The company announced the measures last week saying that residents of the Paris suburb will have to travel to pick up locations to get their packages
French courier Chronopost has announced that it will not deliver any packages to the heavily migrant-populated Seine-Saint-Denis suburb on the outskirts of Paris because the area is too dangerous.
The company announced the measures last week saying that residents of the Paris suburb will have to travel to pick up locations to get their packages. They said that the danger to their delivery drivers was simply too high in the area which has been described as a no-go zone, radio broadcaster France Info reports.
Though Chronopost has refused to deliver to certain neighbourhoods it has deemed to be too dangerous since last year, this is the first time an entire district has been designated as off-limits.
Last year, 51 of its delivery drivers were attacked while doing their rounds. The number of violent robberies in the Île-de-France region, where Seine-Saint-Denis is located, has risen by 40 per cent in the last two years alone. Across France, the number has increased by 60 per cent.
Laurent Russie, Communist Party mayor of Seine-Saint-Denis, expressed outrage at the company’s decision: “It is totally abnormal that a part of the city so small is no longer delivered to by what I continue to consider as a public service.”

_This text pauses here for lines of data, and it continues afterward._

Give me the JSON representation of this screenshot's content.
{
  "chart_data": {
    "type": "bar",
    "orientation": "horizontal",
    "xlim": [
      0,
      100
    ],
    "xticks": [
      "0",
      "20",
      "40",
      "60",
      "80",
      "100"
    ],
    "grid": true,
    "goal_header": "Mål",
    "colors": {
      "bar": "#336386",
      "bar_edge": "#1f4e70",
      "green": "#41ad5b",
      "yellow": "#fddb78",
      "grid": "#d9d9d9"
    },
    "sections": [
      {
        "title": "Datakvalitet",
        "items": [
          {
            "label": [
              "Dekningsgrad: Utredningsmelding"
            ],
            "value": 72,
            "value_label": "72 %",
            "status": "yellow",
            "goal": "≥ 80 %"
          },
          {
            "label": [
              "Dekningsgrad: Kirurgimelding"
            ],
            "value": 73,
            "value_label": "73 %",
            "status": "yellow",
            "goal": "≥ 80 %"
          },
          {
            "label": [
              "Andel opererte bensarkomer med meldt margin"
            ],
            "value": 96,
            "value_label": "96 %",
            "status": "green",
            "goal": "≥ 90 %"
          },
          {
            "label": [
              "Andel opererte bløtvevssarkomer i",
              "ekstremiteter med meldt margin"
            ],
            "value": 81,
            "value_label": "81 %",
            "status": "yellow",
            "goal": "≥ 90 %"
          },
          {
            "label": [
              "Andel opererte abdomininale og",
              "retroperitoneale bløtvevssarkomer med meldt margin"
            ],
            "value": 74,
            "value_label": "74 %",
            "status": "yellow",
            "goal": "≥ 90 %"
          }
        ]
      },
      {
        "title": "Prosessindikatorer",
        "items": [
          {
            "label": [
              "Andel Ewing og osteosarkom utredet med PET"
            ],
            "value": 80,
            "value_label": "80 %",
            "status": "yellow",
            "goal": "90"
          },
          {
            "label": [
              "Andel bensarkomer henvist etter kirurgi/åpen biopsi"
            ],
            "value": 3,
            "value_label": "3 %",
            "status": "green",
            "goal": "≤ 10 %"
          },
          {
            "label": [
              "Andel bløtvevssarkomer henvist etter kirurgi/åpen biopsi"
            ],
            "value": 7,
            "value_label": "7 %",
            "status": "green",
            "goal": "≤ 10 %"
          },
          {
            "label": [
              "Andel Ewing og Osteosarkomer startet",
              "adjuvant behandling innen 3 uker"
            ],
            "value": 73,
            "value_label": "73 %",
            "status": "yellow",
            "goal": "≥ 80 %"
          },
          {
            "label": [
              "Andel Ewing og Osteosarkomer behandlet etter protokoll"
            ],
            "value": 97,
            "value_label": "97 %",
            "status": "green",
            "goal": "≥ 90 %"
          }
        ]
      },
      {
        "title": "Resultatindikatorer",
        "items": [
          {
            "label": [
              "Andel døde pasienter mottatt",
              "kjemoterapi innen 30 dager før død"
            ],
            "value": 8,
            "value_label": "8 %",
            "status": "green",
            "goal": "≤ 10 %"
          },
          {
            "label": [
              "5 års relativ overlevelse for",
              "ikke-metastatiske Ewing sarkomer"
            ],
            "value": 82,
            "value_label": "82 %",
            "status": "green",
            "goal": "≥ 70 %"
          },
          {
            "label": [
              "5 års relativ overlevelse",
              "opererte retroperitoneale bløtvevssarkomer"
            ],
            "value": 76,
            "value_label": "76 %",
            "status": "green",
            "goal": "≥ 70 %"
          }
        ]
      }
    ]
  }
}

Chronopost is a subsidiary of La Poste, which is 73.7 per cent owned by the French government.
“The disappearance of public services leads to insecurity,” Russie added.
Postal workers are not the only ones who have been attacked in the troubled Paris suburbs. Earlier this year, police were attacked in the area during riots following allegations that officers sexually assaulted a local man with a truncheon.
In July, around 900 cars were burned and one officer severely attacked in the area during a visit by U.S. President Donald Trump who attended the annual Bastille Day celebrations.
Seine-Saint-Denis has also been tied to radical Islamism and Islamic terrorism. Last week, French President Emmanuel Macron admitted that the Paris suburbs had become havens for Islamism and vowed to tackle the issue.
“Radicalisation has taken hold because the French Republic has given up,” Macron said and added: “And we allowed, in too many cities, too many districts, representatives of a distortion of a religion who are full of hate and disenfranchisement to provide solutions that the Republic no longer gives.”